Martes, 19.02.2019 - 20:56 h
Telediaria

La lección del público con la elección de 'La Venda' para representar a España en 'Eurovisión 2019'

Nueve de la noche. El decorado de Operación Triunfo 2018 está encendido por última vez, justo antes de ser desmontado y guardado en algún almacén. En los fosos y en la grada espera el público a que a las diez y pico del prime time dominical empiece la gala en la que se decidirá el nombre del representante del próximo Eurovisión.

Aunque, en esta edición, en el plató se respira menos emoción que en otras ocasiones. Existe más indiferencia en el ambiente y menos apasionados eurofans en la platea. También en la propia planificación del espectáculo, pues empieza la gala y arranca como si fuera un emisión de una gala de OT2018 cualquiera, como si fuera un trámite. Sin nada especial, sin un buen chimpún de bienvenida eurovisiva. Para qué.

Falta un arranque con un apoteosis inicial que levante al espectador ajeno al fenómeno de OT y deje pegada su curiosidad frente al televisor. Falta en el comienzo y ha faltado en cada actuación. Es curioso: Eurovisión conquista audiencias millonarias por el poder de la historia musical y televisiva que narra cada actuación y en su franquicia española nadie parece querer reproducir esa esencia del éxito del eurofestival. ¿Por qué?

Porque, para empezar, ninguna de las propuestas de la noche contó con una historia escénica real. Eran números musicales de promoción convencional y mucho lugar común. Ni siquiera en la balada de Sabela, Hoy Soñaré, se fomentó ningún clímax de la actuación con una coreografía de los cañones luz. Con lo fácil que hubiera sido. Y así toda la noche.

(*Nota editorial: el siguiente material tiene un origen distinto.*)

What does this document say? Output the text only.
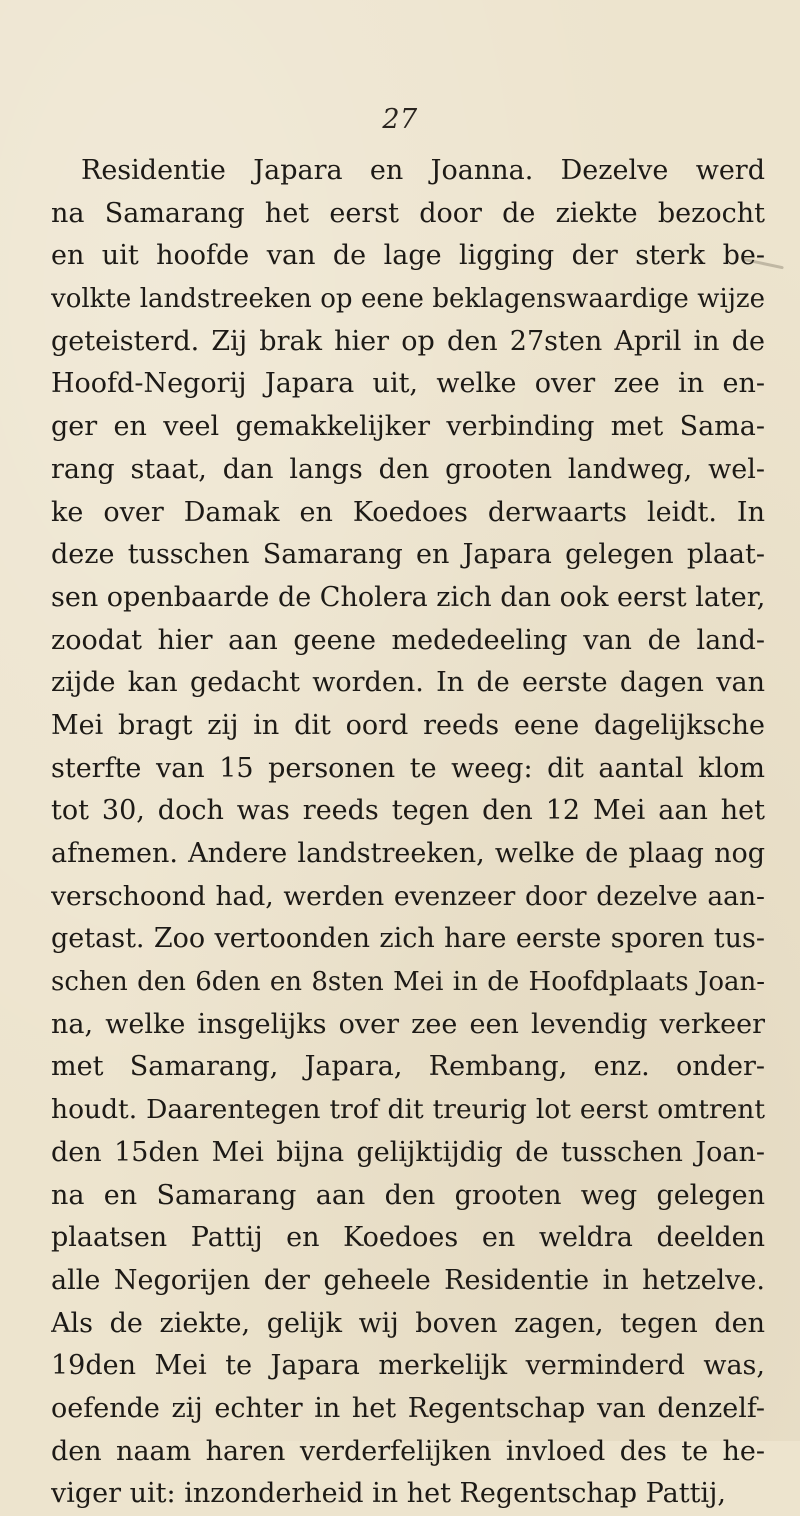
27
Residentie Japara en Joanna. Dezelve werd
na Samarang het eerst door de ziekte bezocht
en uit hoofde van de lage ligging der sterk be-
volkte landstreeken op eene beklagenswaardige wijze
geteisterd. Zij brak hier op den 27sten April in de
Hoofd-Negorij Japara uit, welke over zee in en-
ger en veel gemakkelijker verbinding met Sama-
rang staat, dan langs den grooten landweg, wel-
ke over Damak en Koedoes derwaarts leidt. In
deze tusschen Samarang en Japara gelegen plaat-
sen openbaarde de Cholera zich dan ook eerst later,
zoodat hier aan geene mededeeling van de land-
zijde kan gedacht worden. In de eerste dagen van
Mei bragt zij in dit oord reeds eene dagelijksche
sterfte van 15 personen te weeg: dit aantal klom
tot 30, doch was reeds tegen den 12 Mei aan het
afnemen. Andere landstreeken, welke de plaag nog
verschoond had, werden evenzeer door dezelve aan-
getast. Zoo vertoonden zich hare eerste sporen tus-
schen den 6den en 8sten Mei in de Hoofdplaats Joan-
na, welke insgelijks over zee een levendig verkeer
met Samarang, Japara, Rembang, enz. onder-
houdt. Daarentegen trof dit treurig lot eerst omtrent
den 15den Mei bijna gelijktijdig de tusschen Joan-
na en Samarang aan den grooten weg gelegen
plaatsen Pattij en Koedoes en weldra deelden
alle Negorijen der geheele Residentie in hetzelve.
Als de ziekte, gelijk wij boven zagen, tegen den
19den Mei te Japara merkelijk verminderd was,
oefende zij echter in het Regentschap van denzelf-
den naam haren verderfelijken invloed des te he-
viger uit: inzonderheid in het Regentschap Pattij,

La escenografía no potenciaba las canciones, solo rellenaba las canciones.

Al final, ha ganado La Venda, de Miki, y perdió la aparentemente favorita Muérdeme, de María. Sorpresa. O tal vez no tanto. El público en el estudio ovacionó con intensidad La Venda. No tanto Muérdeme.

Mientras María salía del paso de su canción dentro de un indescriptible decorado-parking medio roto que le habían montado, Miki se llevó de calle a los asistentes en el estudio y del voto en casa. Quizá porque esa canción sí que representa un país. Es la lección que ha dado la audiencia: ha elegido lo que nos retrata por encima de lo que imita.

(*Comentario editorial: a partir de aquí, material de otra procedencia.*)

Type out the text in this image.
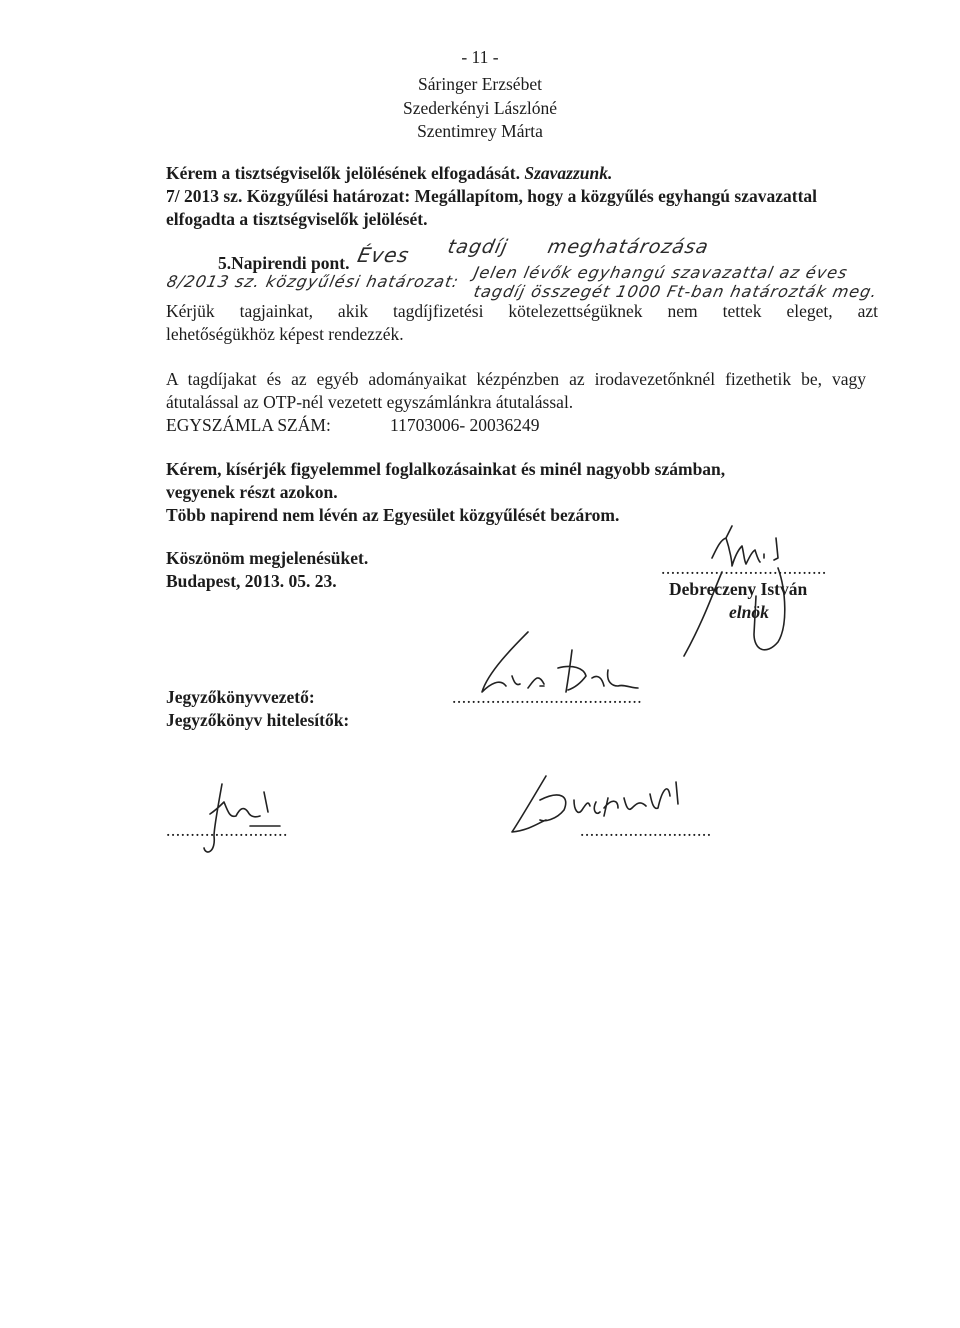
- 11 -
Sáringer Erzsébet
Szederkényi Lászlóné
Szentimrey Márta
Kérem a tisztségviselők jelölésének elfogadását. Szavazzunk.
7/ 2013 sz. Közgyűlési határozat: Megállapítom, hogy a közgyűlés egyhangú szavazattal
elfogadta a tisztségviselők jelölését.
5.Napirendi pont. Éves tagdíj meghatározása
8/2013 sz. közgyűlési határozat: Jelen lévők egyhangú szavazattal az éves
tagdíj összegét 1000 Ft-ban határozták meg.
Kérjük tagjainkat, akik tagdíjfizetési kötelezettségüknek nem tettek eleget, azt
lehetőségükhöz képest rendezzék.
A tagdíjakat és az egyéb adományaikat kézpénzben az irodavezetőnknél fizethetik be, vagy
átutalással az OTP-nél vezetett egyszámlánkra átutalással.
EGYSZÁMLA SZÁM:	11703006- 20036249
Kérem, kísérjék figyelemmel foglalkozásainkat és minél nagyobb számban,
vegyenek részt azokon.
Több napirend nem lévén az Egyesület közgyűlését bezárom.
Köszönöm megjelenésüket.
Budapest, 2013. 05. 23.
..................................
Debreczeny István
elnök
Jegyzőkönyvvezető:
Jegyzőkönyv hitelesítők:
.......................................
.........................	...........................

De hecho, La Venda, de lo malo era lo mejor. Un tema que nos va a diferenciar por completo del resto de países competidores en Eurovisión. Es un hit muy nuestro. Es verbena, es charanga, es fiesta sin delirios de grandeza. Miki va a Europa con un sello distintivo contundente y nosotros nos quedamos con un himno de celebración pegadizo.

Y Eurovisión pasa por este tipo de riesgos. Mejor reflejar un rasgo de tu cultura, que querer ser lo que no eres o no quieres ser. Minipunto ganado.  Además, Miki, con su mirada constructiva y feminista,  disfrutará todo lo que supone Eurovisión. Ahora sólo falta que TVE, como nos ha enseñado durante toda su historia -de Chicho Ibáñez Serrador a Valerio Lazarov, de Fernando García de la Vega a Lolo Rico, entre tantos y tantos realizadores y realizadoras, creadores y creadoras- nos cautive con una propuesta creativa que deje pegado al espectador más allá de la canción. Que otorgue vida propia a La Venda con un concepto que emocione, que potencie su letra y al propio Miki, que en Eurovisión no solo debe cantar y necesita contar. Eso es Eurovisión

Y eso en televisión, de toda la vida, se logra con un buen diseño escenográfico, una medida realización visual y una contundente dirección para unir todos los actores que participan en la historia (los que se ven, como el cantante que es intérprete, como los que no se ven). Cuando toda esta intención creativa y coordinación de equipos falla, la música en el prime time de la televisión no funciona. Por eso no han traspasado muchas de las últimas finales españolas de Eurovisión. No construían el espectáculo para llamar la atención del espectador que no sigue activamente las tripas de Eurovisión. No representaban, pues, el principal sostén de Eurovisión.